Gli esperimenti riusciti

Se SpaceX, da sola, pianifica di lanciare decine di migliaia di satelliti per fornire la copertura internet a livello mondiale, è chiaro che lanciare, per poi assemblare in orbita, la grande struttura necessaria per la raccolta dell’energia solare non è più un sogno irrealizzabile. Si tratta di investire nelle tecnologie necessarie. A settembre, gli ingegneri della Airbus hanno trasformato l’energia raccolta da pannelli solari in microonde, che hanno attraversato un hangar vicino a Monaco e sono state riconvertite in energia elettrica. L’esperimento ha fatto viaggiare 2 kW su un percorso di 36 metri e ha dimostrato che la cosa è fattibile. Adesso occorre moltiplicare potenza e distanze. In parallelo bisogna dimostrare che il processo non è pericoloso. Nessuno deve rischiare di andare arrosto se attraversa la regione dove viene trasferita l’energia. 

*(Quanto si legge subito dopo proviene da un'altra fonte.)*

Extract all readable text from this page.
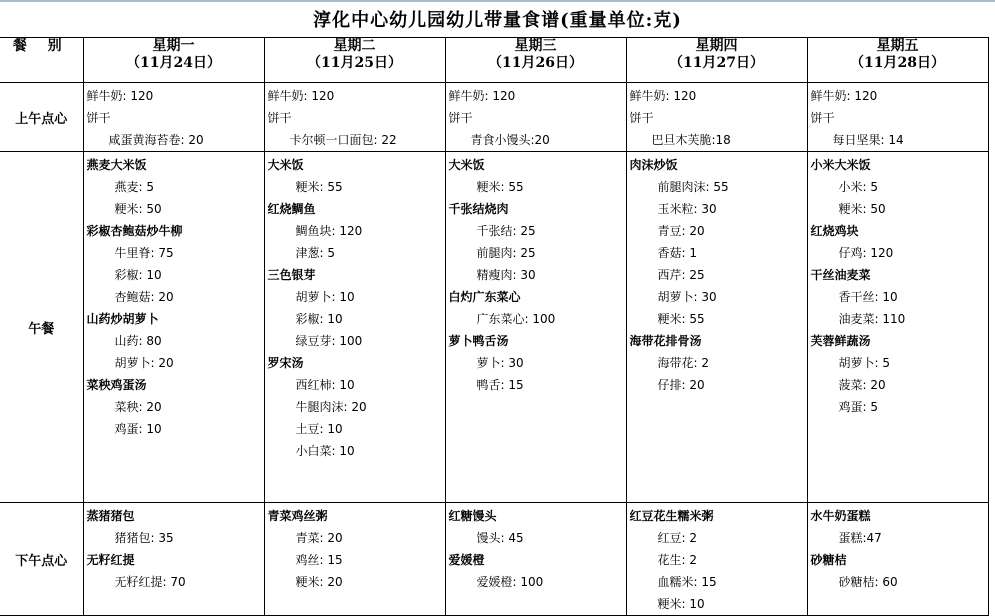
淳化中心幼儿园幼儿带量食谱(重量单位:克)
餐 别	星期一
（11月24日）

星期二
（11月25日）

星期三
（11月26日）

星期四
（11月27日）

星期五
（11月28日）

上午点心	
鲜牛奶: 120
饼干
咸蛋黄海苔卷: 20

鲜牛奶: 120
饼干
卡尔顿一口面包: 22

鲜牛奶: 120
饼干
青食小馒头:20

鲜牛奶: 120
饼干
巴旦木芙脆:18

鲜牛奶: 120
饼干
每日坚果: 14

午餐	
燕麦大米饭
燕麦: 5
粳米: 50
彩椒杏鲍菇炒牛柳
牛里脊: 75
彩椒: 10
杏鲍菇: 20
山药炒胡萝卜
山药: 80
胡萝卜: 20
菜秧鸡蛋汤
菜秧: 20
鸡蛋: 10

大米饭
粳米: 55
红烧鲷鱼
鲷鱼块: 120
津葱: 5
三色银芽
胡萝卜: 10
彩椒: 10
绿豆芽: 100
罗宋汤
西红柿: 10
牛腿肉沫: 20
土豆: 10
小白菜: 10

大米饭
粳米: 55
千张结烧肉
千张结: 25
前腿肉: 25
精瘦肉: 30
白灼广东菜心
广东菜心: 100
萝卜鸭舌汤
萝卜: 30
鸭舌: 15

肉沫炒饭
前腿肉沫: 55
玉米粒: 30
青豆: 20
香菇: 1
西芹: 25
胡萝卜: 30
粳米: 55
海带花排骨汤
海带花: 2
仔排: 20

小米大米饭
小米: 5
粳米: 50
红烧鸡块
仔鸡: 120
干丝油麦菜
香干丝: 10
油麦菜: 110
芙蓉鲜蔬汤
胡萝卜: 5
菠菜: 20
鸡蛋: 5

下午点心	
蒸猪猪包
猪猪包: 35
无籽红提
无籽红提: 70

青菜鸡丝粥
青菜: 20
鸡丝: 15
粳米: 20

红糖馒头
馒头: 45
爱媛橙
爱媛橙: 100

红豆花生糯米粥
红豆: 2
花生: 2
血糯米: 15
粳米: 10

水牛奶蛋糕
蛋糕:47
砂糖桔
砂糖桔: 60
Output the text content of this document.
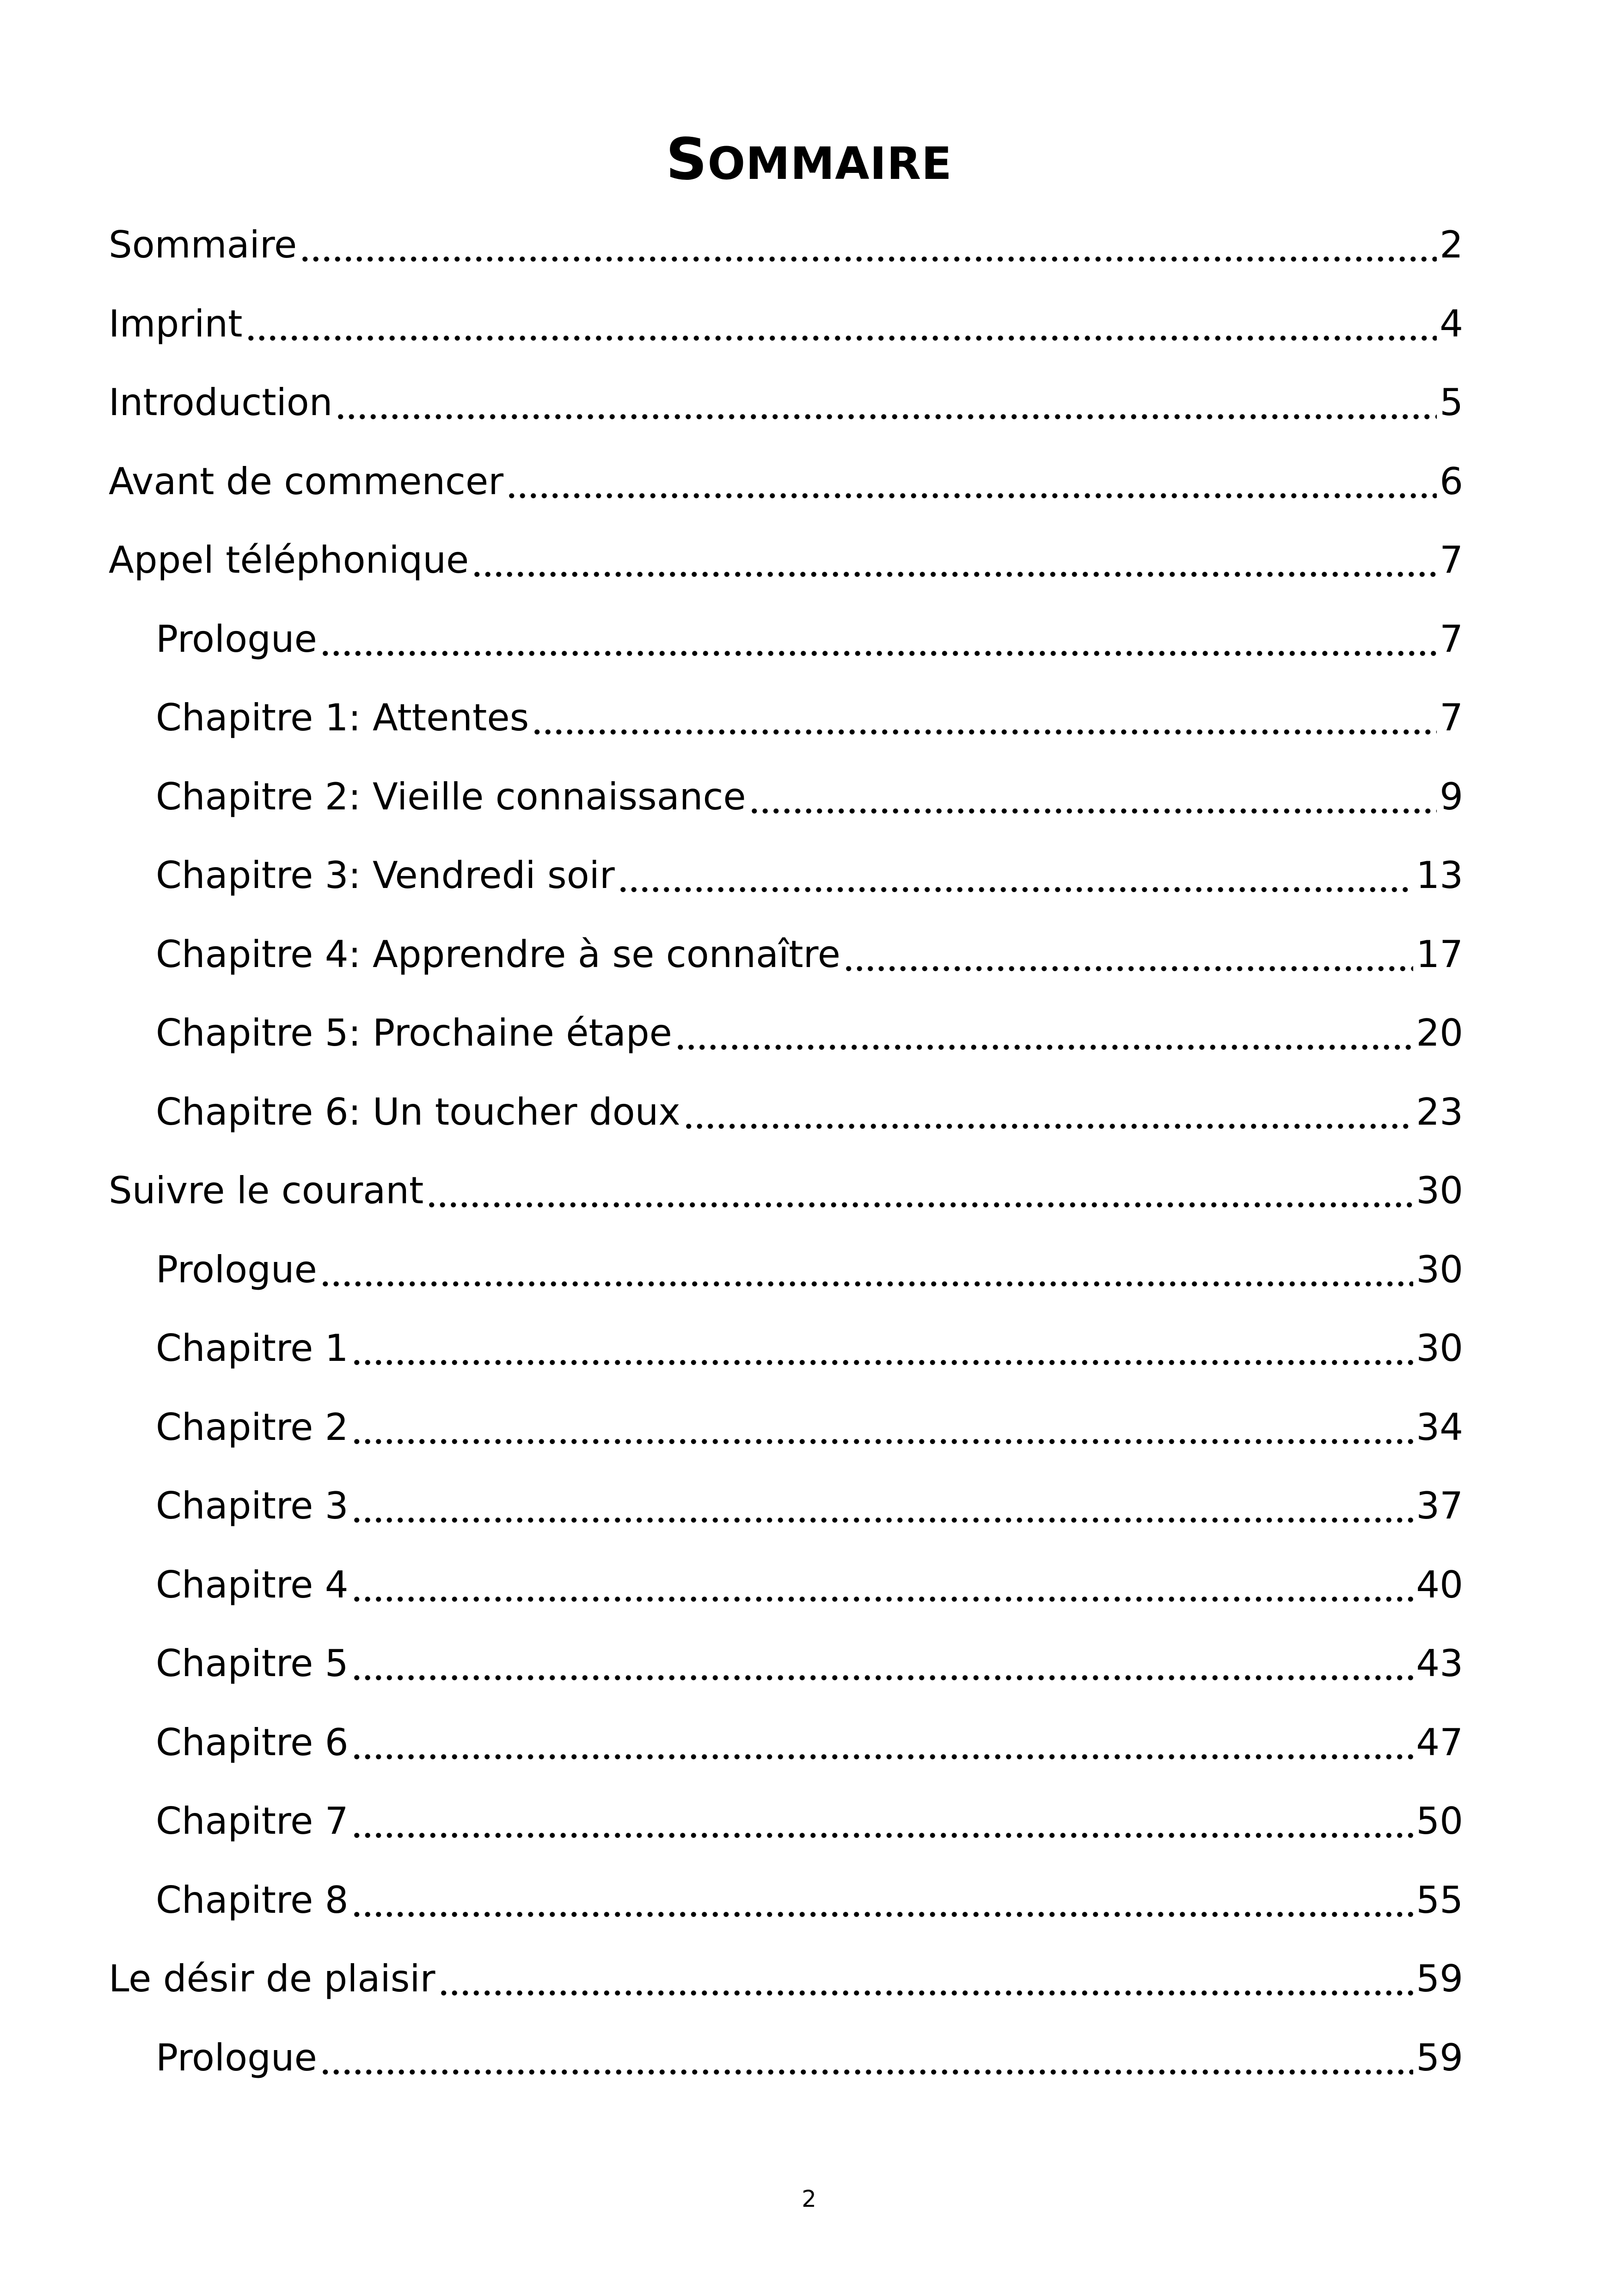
SOMMAIRE
Sommaire	2
Imprint	4
Introduction	5
Avant de commencer	6
Appel téléphonique	7
Prologue	7
Chapitre 1: Attentes	7
Chapitre 2: Vieille connaissance	9
Chapitre 3: Vendredi soir	13
Chapitre 4: Apprendre à se connaître	17
Chapitre 5: Prochaine étape	20
Chapitre 6: Un toucher doux	23
Suivre le courant	30
Prologue	30
Chapitre 1	30
Chapitre 2	34
Chapitre 3	37
Chapitre 4	40
Chapitre 5	43
Chapitre 6	47
Chapitre 7	50
Chapitre 8	55
Le désir de plaisir	59
Prologue	59
2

L’Agenzia spaziale europea (l’Esa) e la Nasa – e con loro l’Agenzia spaziale giapponese, quella coreana, quella cinese e quella indiana – si stanno muovendo. Occorre costruire dimostratori in orbita. Solo con la validazione reale si potranno convincere gli investitori pubblici e privati. L’Esa vuole sottoporre il progetto pilota agli stati membri durante il prossimo Consiglio ministeriale. È il momento di trasformare un’idea visionaria in una nuova, promettente applicazione della space economy. C’è già chi parla di una nuova trillion-dollar industry, un’industria da mille miliardi di dollari. Mica male.